Comment définissez-vous le « spin-off » ?

Je ne le définirais pas comme un « genre » à proprement parler, si par-là on entend genre fictionnel. Mais son utilisatio­n fréquente l’a érigé en mode narratif remarquabl­e : il s’agit, au sein d’une oeuvre progressiv­e telle qu’une série, d’extraire un élément du monde fictionnel (un personnage par exemple) ou de reprendre une même formule pour créer une oeuvre fille qui évoluera sur le long terme aux côtés de l’oeuvre mère, voire la prolongera. Puisque la série dérivée se déroule dans le même monde fictionnel, elle l’étend, le densifie, et c’est là, je crois, l’attrait principal du spin-off.

Quels sont les exemples les plus réussis selon vous ?

Sans entrer dans des jugements de valeurs arbitraire­s, je dirais qu’on mesure le succès d’un spin-off à sa renommée. Certains ont dépassé leur oeuvre mère en matière de succès d’écoute, de qualité d’écriture, ou via l’empreinte qu’ils ont laissée dans la culture populaire ; ainsi Xena, série dérivée d’Hercules, a plus marqué les esprits en assumant le second degré qu’Hercules peinait à manier.

Est-il propre à la télé ?

Le spin-off est propre à toute forme plus ou moins progressiv­e, se déployant sur le long terme : une série télévisée, une série de films, un cycle littéraire, une bande dessinée.

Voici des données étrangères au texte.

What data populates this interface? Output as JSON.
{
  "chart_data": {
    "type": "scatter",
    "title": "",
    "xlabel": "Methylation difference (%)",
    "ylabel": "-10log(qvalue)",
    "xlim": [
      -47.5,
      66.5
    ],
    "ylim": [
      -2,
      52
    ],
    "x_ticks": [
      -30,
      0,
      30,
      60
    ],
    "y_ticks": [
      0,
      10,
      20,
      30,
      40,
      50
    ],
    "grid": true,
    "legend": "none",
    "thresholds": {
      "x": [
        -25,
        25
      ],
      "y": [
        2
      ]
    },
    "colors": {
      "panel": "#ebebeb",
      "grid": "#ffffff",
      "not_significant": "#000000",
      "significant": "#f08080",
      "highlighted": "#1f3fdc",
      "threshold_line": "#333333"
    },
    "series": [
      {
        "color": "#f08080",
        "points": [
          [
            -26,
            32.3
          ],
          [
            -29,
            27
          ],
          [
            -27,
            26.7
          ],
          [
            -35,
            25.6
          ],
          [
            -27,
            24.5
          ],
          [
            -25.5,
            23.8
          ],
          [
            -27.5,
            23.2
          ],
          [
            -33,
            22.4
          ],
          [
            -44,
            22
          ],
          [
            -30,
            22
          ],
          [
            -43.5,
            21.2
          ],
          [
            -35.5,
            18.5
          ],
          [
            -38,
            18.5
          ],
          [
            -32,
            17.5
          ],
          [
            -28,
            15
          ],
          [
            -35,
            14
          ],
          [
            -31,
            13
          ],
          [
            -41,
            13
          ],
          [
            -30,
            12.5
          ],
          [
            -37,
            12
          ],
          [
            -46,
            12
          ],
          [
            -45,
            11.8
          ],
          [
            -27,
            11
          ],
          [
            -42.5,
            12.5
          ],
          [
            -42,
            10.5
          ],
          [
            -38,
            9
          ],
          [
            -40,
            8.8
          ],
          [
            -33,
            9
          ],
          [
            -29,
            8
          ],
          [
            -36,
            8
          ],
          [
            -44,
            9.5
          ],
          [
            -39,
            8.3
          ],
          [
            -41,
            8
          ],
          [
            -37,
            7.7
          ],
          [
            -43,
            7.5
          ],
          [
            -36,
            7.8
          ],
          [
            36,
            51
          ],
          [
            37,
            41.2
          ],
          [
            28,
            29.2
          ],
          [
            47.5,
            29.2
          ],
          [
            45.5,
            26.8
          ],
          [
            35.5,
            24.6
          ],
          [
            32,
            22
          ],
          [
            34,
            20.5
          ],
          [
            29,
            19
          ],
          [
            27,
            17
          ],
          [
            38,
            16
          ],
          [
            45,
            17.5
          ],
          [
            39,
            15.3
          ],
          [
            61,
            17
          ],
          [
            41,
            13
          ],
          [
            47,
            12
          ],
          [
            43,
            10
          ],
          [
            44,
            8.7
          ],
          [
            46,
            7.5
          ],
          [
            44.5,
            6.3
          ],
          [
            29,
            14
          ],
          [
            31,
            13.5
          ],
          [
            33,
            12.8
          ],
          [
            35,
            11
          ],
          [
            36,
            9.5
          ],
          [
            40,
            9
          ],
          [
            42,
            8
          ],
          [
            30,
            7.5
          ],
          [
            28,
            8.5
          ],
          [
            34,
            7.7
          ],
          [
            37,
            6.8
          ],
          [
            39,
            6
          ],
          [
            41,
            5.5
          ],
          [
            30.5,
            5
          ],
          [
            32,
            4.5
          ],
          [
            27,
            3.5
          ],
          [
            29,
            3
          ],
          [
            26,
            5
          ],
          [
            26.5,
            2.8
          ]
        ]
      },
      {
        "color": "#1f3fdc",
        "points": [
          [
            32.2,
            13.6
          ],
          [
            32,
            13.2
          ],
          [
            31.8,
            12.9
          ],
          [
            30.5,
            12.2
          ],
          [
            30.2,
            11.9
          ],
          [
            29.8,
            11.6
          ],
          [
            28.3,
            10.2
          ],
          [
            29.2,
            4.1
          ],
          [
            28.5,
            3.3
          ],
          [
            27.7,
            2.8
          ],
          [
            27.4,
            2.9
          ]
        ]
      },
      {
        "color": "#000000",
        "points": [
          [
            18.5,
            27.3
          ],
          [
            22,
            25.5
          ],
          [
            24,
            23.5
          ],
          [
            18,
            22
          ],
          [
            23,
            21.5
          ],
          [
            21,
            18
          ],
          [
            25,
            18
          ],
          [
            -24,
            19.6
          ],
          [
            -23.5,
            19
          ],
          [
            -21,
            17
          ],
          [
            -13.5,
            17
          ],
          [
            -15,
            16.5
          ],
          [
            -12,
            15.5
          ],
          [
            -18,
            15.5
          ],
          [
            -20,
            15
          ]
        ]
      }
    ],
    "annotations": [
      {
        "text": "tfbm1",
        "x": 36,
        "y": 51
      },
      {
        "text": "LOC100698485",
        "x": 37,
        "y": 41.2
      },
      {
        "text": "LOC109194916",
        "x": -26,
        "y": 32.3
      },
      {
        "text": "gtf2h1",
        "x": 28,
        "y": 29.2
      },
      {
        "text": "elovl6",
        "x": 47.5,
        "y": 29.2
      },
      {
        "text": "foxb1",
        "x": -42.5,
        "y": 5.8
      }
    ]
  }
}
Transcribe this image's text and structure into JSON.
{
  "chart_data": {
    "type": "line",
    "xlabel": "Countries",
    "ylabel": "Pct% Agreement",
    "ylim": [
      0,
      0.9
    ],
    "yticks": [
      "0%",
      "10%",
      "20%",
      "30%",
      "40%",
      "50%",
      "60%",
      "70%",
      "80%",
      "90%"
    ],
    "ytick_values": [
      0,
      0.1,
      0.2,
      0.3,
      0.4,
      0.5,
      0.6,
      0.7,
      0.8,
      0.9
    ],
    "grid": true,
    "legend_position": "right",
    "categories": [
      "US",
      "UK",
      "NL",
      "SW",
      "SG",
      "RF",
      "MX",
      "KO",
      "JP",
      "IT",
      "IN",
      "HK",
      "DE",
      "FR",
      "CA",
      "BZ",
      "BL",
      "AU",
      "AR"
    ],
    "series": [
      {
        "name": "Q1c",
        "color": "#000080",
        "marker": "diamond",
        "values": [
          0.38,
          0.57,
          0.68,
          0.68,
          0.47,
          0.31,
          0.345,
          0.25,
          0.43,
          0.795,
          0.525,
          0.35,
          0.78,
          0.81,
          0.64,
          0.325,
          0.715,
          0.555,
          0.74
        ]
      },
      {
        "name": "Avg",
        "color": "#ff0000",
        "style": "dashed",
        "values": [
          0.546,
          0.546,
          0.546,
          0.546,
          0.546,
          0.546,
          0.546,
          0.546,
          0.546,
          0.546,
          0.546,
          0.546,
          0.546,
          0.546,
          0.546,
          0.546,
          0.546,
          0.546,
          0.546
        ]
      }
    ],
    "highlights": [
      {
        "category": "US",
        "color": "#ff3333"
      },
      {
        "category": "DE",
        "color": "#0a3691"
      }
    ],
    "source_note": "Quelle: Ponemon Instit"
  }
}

Le procédé est hérité des feuilleton­s littéraire­s, mais à ma connaissan­ce, il n’est pas aussi visible que durant le XXe siècle, où les procédés de mise en série et de mise en feuilleton sont empruntés par de nombreux autres médias populaires.

Est-ce l’effet paresseux d’un manque d’audace créatrice ou au contraire une preuve de l’inventivit­é de la télé ?

Il peut y avoir une certaine paresse : les multiples séries dérivées des Experts ou de NCIS le montrent. [..] Mais le spin-off a cet avantage créatif qu’il permet de présenter un même monde fictionnel sous un jour nouveau [...]. Better Call Saul exploite la veine d’humour noir que Breaking Bad ne pouvait se permettre qu’à petites doses ; Private Practice s’éloigne de l’hôprendre le temps de creuser l’intimité d’un groupe de médecins atypique.